Other than the devices on or in his ears, an obvious sign that a man is listening to music is that anything spoken is ramped up to eleven. Usually: ‘WHAT?’, ’SPEAK UP, I CAN’T HEAR YOU!!’, and the patently obvious: ‘I’M LISTENING TO MUSIC!!!’ whilst pointing to his ear.


He’s zoned out


The thousand yard stare exhibited by the man listening to music is a direct effect of his concentration being occupied by the mesmeric pulses occupying his brain. Waving your hand in front of his face will have little effect. You would get a better reaction conversing with a tree stump.


He’s bumping into things


Music and motion do not readily mix with men. Whilst walking, in his mind’s eye, the man will be Axl Rose, or god forbid, Bono. He will not be paying attention to potential hazards, but the motor functions of a his brain will continue unabated until exhaustion or collision render him unconscious.


He’s emitting random high-pitched noises


Due to not being able to hear his own voice, the man listening to music will not know whether he’s producing sound or not, resulting in a series of off-key squeaks being emitted that his brain believes to be lyrics.
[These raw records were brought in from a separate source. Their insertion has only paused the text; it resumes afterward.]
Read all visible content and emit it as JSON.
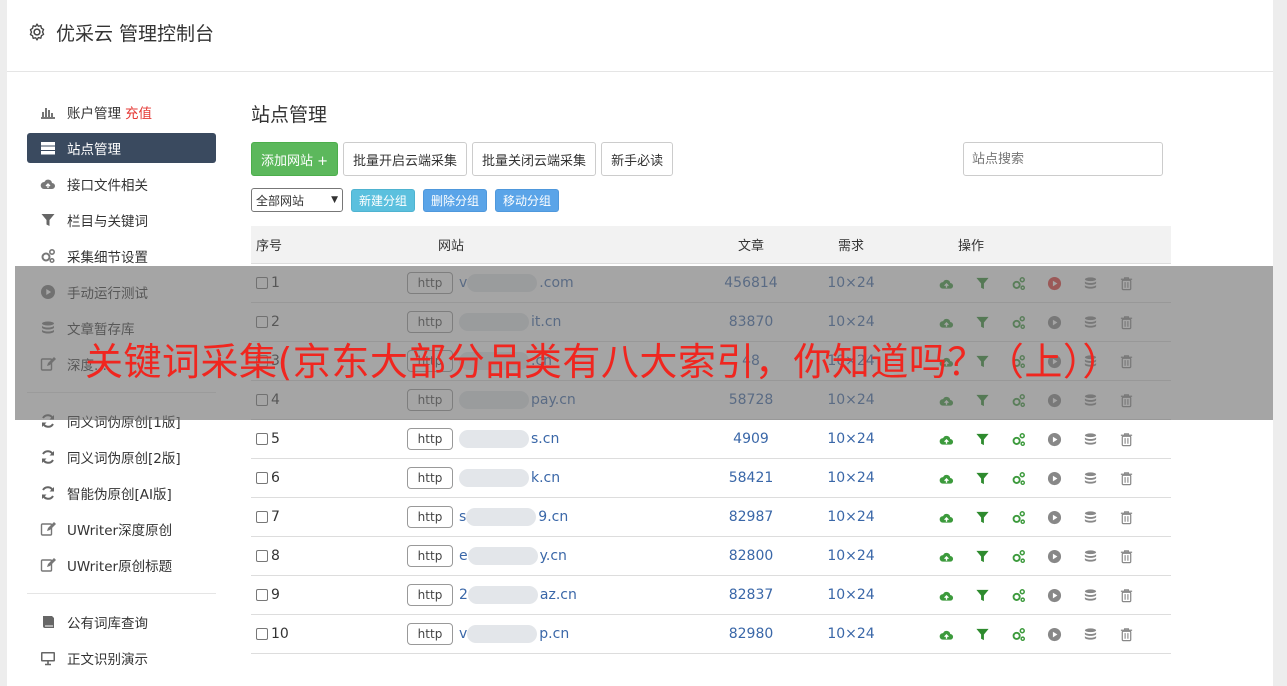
{
  "app": {
    "title": "优采云 管理控制台"
  },
  "sidebar": {
    "group1": [
      {
        "label": "账户管理",
        "extra": "充值",
        "icon": "bar-chart-icon"
      },
      {
        "label": "站点管理",
        "icon": "server-icon",
        "active": true
      },
      {
        "label": "接口文件相关",
        "icon": "cloud-icon"
      },
      {
        "label": "栏目与关键词",
        "icon": "filter-icon"
      },
      {
        "label": "采集细节设置",
        "icon": "gears-icon"
      },
      {
        "label": "手动运行测试",
        "icon": "play-icon"
      },
      {
        "label": "文章暂存库",
        "icon": "database-icon"
      },
      {
        "label": "深度...",
        "icon": "edit-icon"
      }
    ],
    "group2": [
      {
        "label": "同义词伪原创[1版]",
        "icon": "refresh-icon"
      },
      {
        "label": "同义词伪原创[2版]",
        "icon": "refresh-icon"
      },
      {
        "label": "智能伪原创[AI版]",
        "icon": "refresh-icon"
      },
      {
        "label": "UWriter深度原创",
        "icon": "edit-icon"
      },
      {
        "label": "UWriter原创标题",
        "icon": "edit-icon"
      }
    ],
    "group3": [
      {
        "label": "公有词库查询",
        "icon": "book-icon"
      },
      {
        "label": "正文识别演示",
        "icon": "monitor-icon"
      }
    ]
  },
  "main": {
    "title": "站点管理",
    "buttons": {
      "add": "添加网站 +",
      "batch_on": "批量开启云端采集",
      "batch_off": "批量关闭云端采集",
      "guide": "新手必读"
    },
    "search_placeholder": "站点搜索",
    "group_select": "全部网站",
    "group_buttons": {
      "new": "新建分组",
      "delete": "删除分组",
      "move": "移动分组"
    },
    "table": {
      "headers": {
        "idx": "序号",
        "site": "网站",
        "articles": "文章",
        "demand": "需求",
        "ops": "操作"
      },
      "rows": [
        {
          "idx": "1",
          "proto": "http",
          "domain": "v",
          "suffix": ".com",
          "articles": "456814",
          "demand": "10×24",
          "play_red": true
        },
        {
          "idx": "2",
          "proto": "http",
          "domain": "",
          "suffix": "it.cn",
          "articles": "83870",
          "demand": "10×24",
          "play_red": false
        },
        {
          "idx": "3",
          "proto": "http",
          "domain": "",
          "suffix": ".cn",
          "articles": "48",
          "demand": "10×24",
          "play_red": false
        },
        {
          "idx": "4",
          "proto": "http",
          "domain": "",
          "suffix": "pay.cn",
          "articles": "58728",
          "demand": "10×24",
          "play_red": false
        },
        {
          "idx": "5",
          "proto": "http",
          "domain": "",
          "suffix": "s.cn",
          "articles": "4909",
          "demand": "10×24",
          "play_red": false
        },
        {
          "idx": "6",
          "proto": "http",
          "domain": "",
          "suffix": "k.cn",
          "articles": "58421",
          "demand": "10×24",
          "play_red": false
        },
        {
          "idx": "7",
          "proto": "http",
          "domain": "s",
          "suffix": "9.cn",
          "articles": "82987",
          "demand": "10×24",
          "play_red": false
        },
        {
          "idx": "8",
          "proto": "http",
          "domain": "e",
          "suffix": "y.cn",
          "articles": "82800",
          "demand": "10×24",
          "play_red": false
        },
        {
          "idx": "9",
          "proto": "http",
          "domain": "2",
          "suffix": "az.cn",
          "articles": "82837",
          "demand": "10×24",
          "play_red": false
        },
        {
          "idx": "10",
          "proto": "http",
          "domain": "v",
          "suffix": "p.cn",
          "articles": "82980",
          "demand": "10×24",
          "play_red": false
        }
      ]
    }
  },
  "overlay": {
    "headline": "关键词采集(京东大部分品类有八大索引，你知道吗？（上））"
  },
  "colors": {
    "accent_green": "#5cb85c",
    "sidebar_active": "#3a4a5f",
    "link_blue": "#3a67a8",
    "headline_red": "#f0261f"
  }
}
Trying to work out what he’s listening to would keep GCHQ busy for centuries.


He can’t do anything else


Compounding the adage that men cannot multitask; a man listening to music may valiantly attempt a variety of simple tasks, but ultimately will fail. Stirring a cup of tea or using a urinal will see each activity performed in time with the beat of the music, accompanied by spasms of rudimentary drumming or air guitar, with very messy consequences.